The Iowa Democratic Party on Thursday awarded US Democrat presidential hopeful Pete Buttigieg a narrow victory over front-runner Bernie Sanders in the state's delegate race, amid calls from the Democratic National Committee for an audit of voting results after three days of technical glitches and irregularities.
Both candidates won at least 11 national delegates — enough to have the most delegates at the party's national congress — according to the Associated Press. But with 100% of precincts reporting, Buttigieg was narrowly ahead in the tally of state delegates needed to win the contest with 564 delegates to Sanders' 562. Intricacies of Iowa's caucus system put Buttigieg ahead despite Sanders having received more votes.
As of Friday morning, however, AP was unwilling to declare a winner, citing inconsistencies between official results and their own tabulation.
"The AP's tabulation of the party's results are at 99% of precincts reporting, with data missing from one of 1,765 precincts, among other issues," it said.
The head of the Democratic National Committee (DNC) Tom Perez called for a "recanvass," which would consist of an analysis of the results from each caucus site as opposed to a full recount.
"Enough is enough," he wrote on Twitter, adding that the review would help "assure public confidence in the results."
Biden takes a beating
The current results show Buttigieg and Sanders followed by Senator Elizabeth Warren at 18%. Former Vice President Joe Biden, considered the establishment favorite, unexpectedly placed fourth with 15.8%, followed by another moderate, Amy Klobuchar at 12.3%.
The 78-year-old Sanders and the 38-year-old Buttigieg represent conflicting views within the Democrat Party, with the older politician a self-described Democratic Socialist and Buttigieg, an openly gay military veteran, presenting a more center-of-the-road image.

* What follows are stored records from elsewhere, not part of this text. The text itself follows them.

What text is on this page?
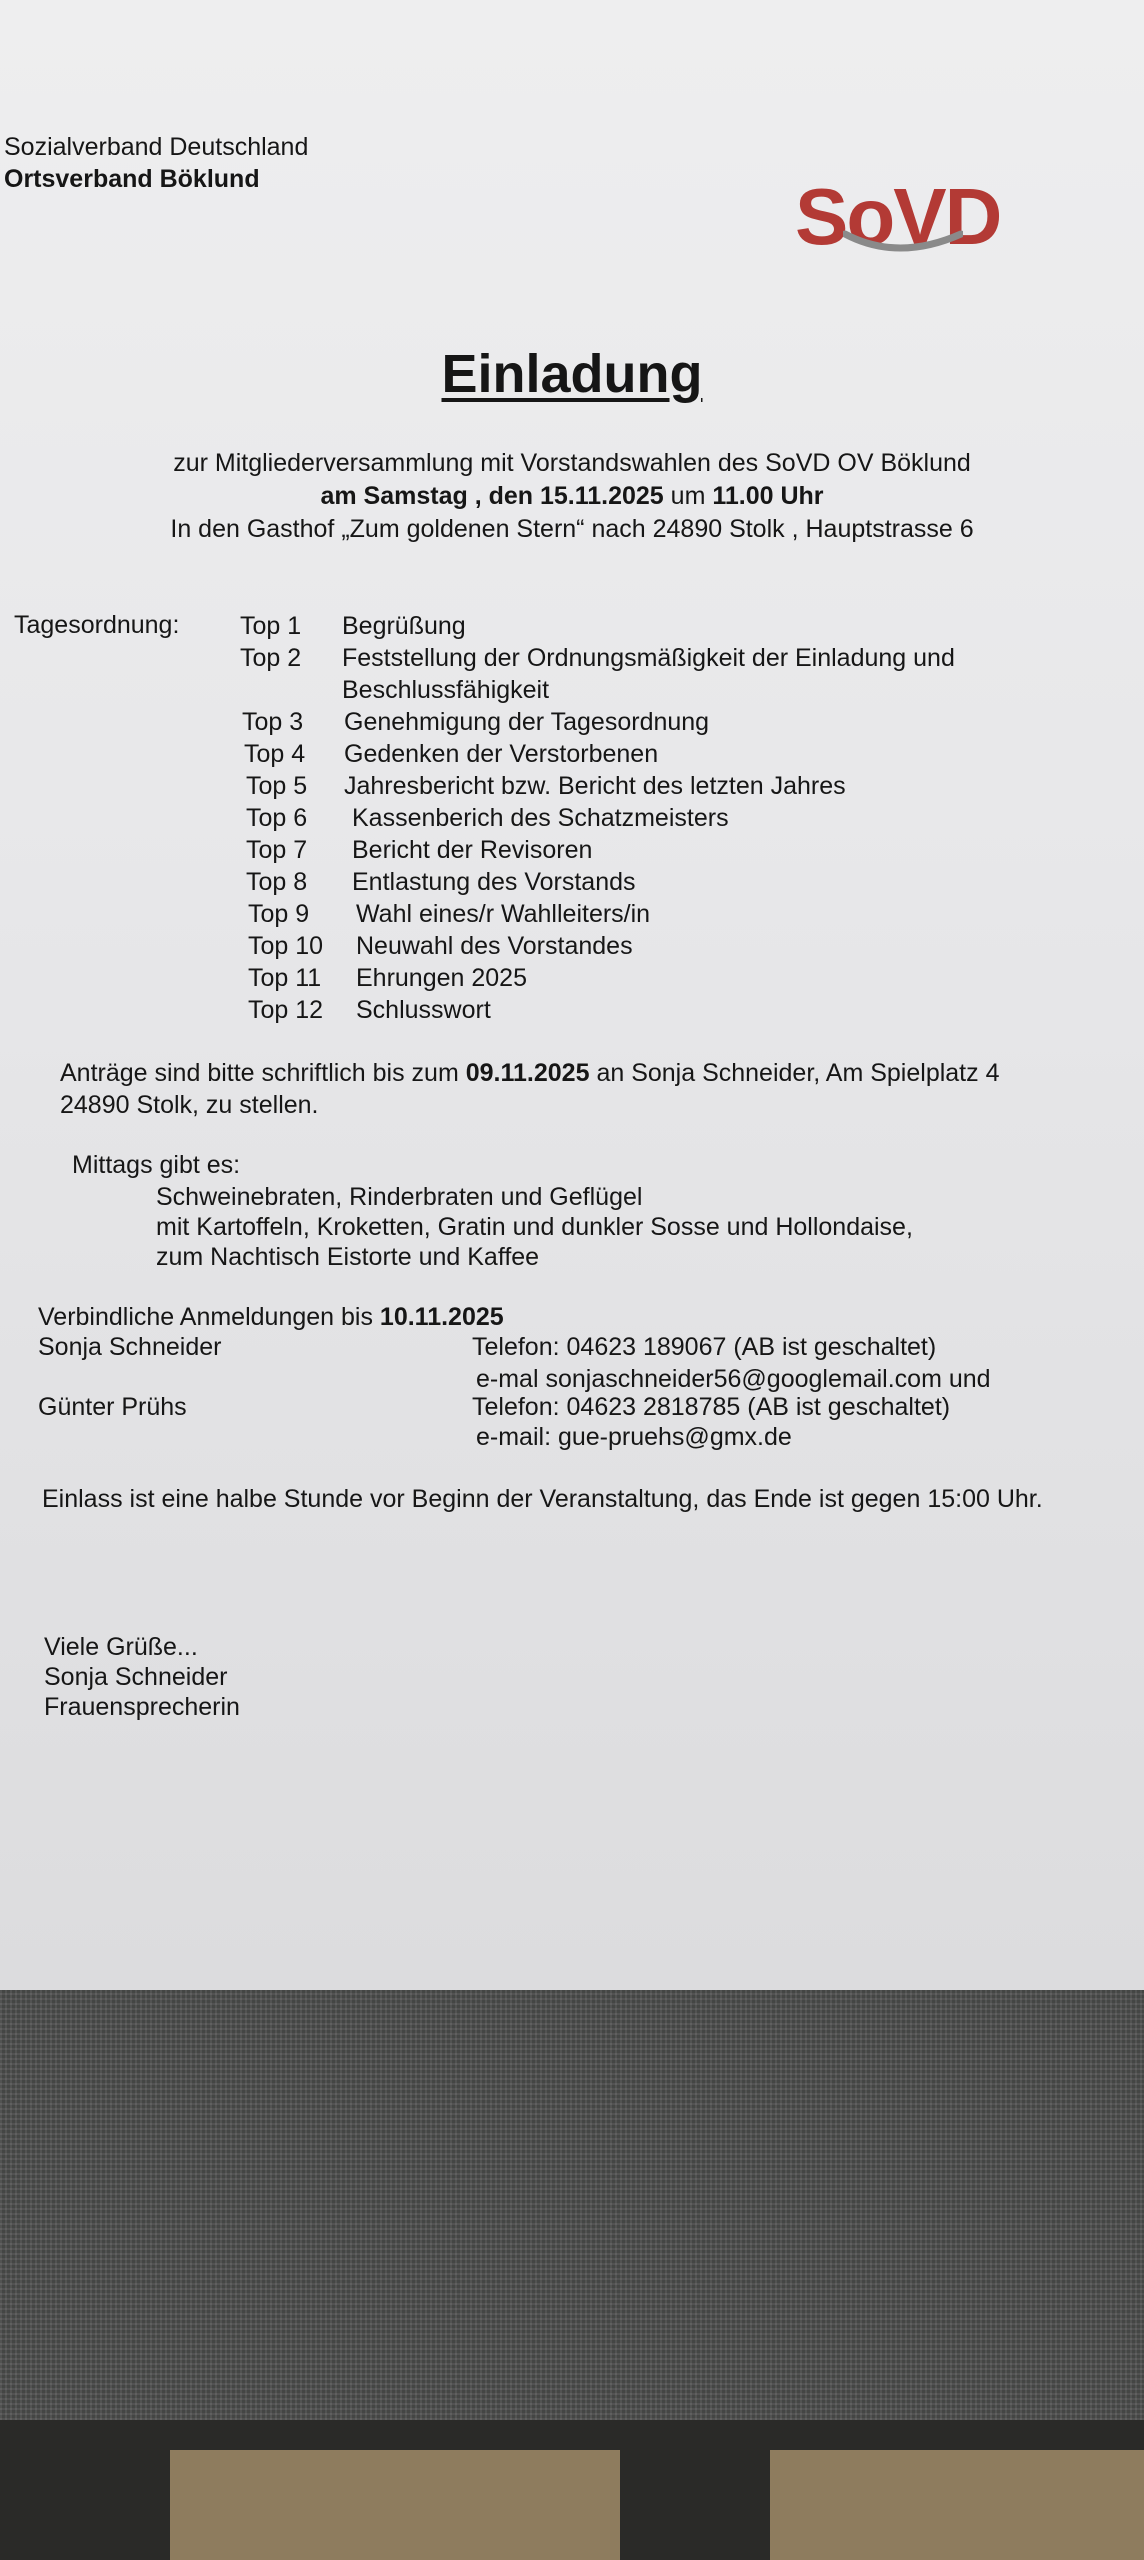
Sozialverband Deutschland
Ortsverband Böklund	SoVD
Einladung
zur Mitgliederversammlung mit Vorstandswahlen des SoVD OV Böklund
am Samstag , den 15.11.2025 um 11.00 Uhr
In den Gasthof „Zum goldenen Stern“ nach 24890 Stolk , Hauptstrasse 6
Tagesordnung: Top 1 Begrüßung
Top 2 Feststellung der Ordnungsmäßigkeit der Einladung und
Beschlussfähigkeit
Top 3 Genehmigung der Tagesordnung
Top 4 Gedenken der Verstorbenen
Top 5 Jahresbericht bzw. Bericht des letzten Jahres
Top 6 Kassenberich des Schatzmeisters
Top 7 Bericht der Revisoren
Top 8 Entlastung des Vorstands
Top 9 Wahl eines/r Wahlleiters/in
Top 10 Neuwahl des Vorstandes
Top 11 Ehrungen 2025
Top 12 Schlusswort
Anträge sind bitte schriftlich bis zum 09.11.2025 an Sonja Schneider, Am Spielplatz 4
24890 Stolk, zu stellen.
Mittags gibt es:
Schweinebraten, Rinderbraten und Geflügel
mit Kartoffeln, Kroketten, Gratin und dunkler Sosse und Hollondaise,
zum Nachtisch Eistorte und Kaffee
Verbindliche Anmeldungen bis 10.11.2025
Sonja Schneider	Telefon: 04623 189067 (AB ist geschaltet)
e-mal sonjaschneider56@googlemail.com und
Günter Prühs	Telefon: 04623 2818785 (AB ist geschaltet)
e-mail: gue-pruehs@gmx.de
Einlass ist eine halbe Stunde vor Beginn der Veranstaltung, das Ende ist gegen 15:00 Uhr.
Viele Grüße...
Sonja Schneider
Frauensprecherin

The race now moves to New Hampshire, where the state's primary will be held.
What are caucuses?
The idiosyncratic caucus system is different from the primaries most states operate to determine preferred presidential candidates.
Essentially, they are hours-long meetings in which the various merits of candidates are debated and voted upon in archaic ways.
Each precinct in the state of Iowa holds its own caucus for party members. The Republican party also held caucuses at the same time.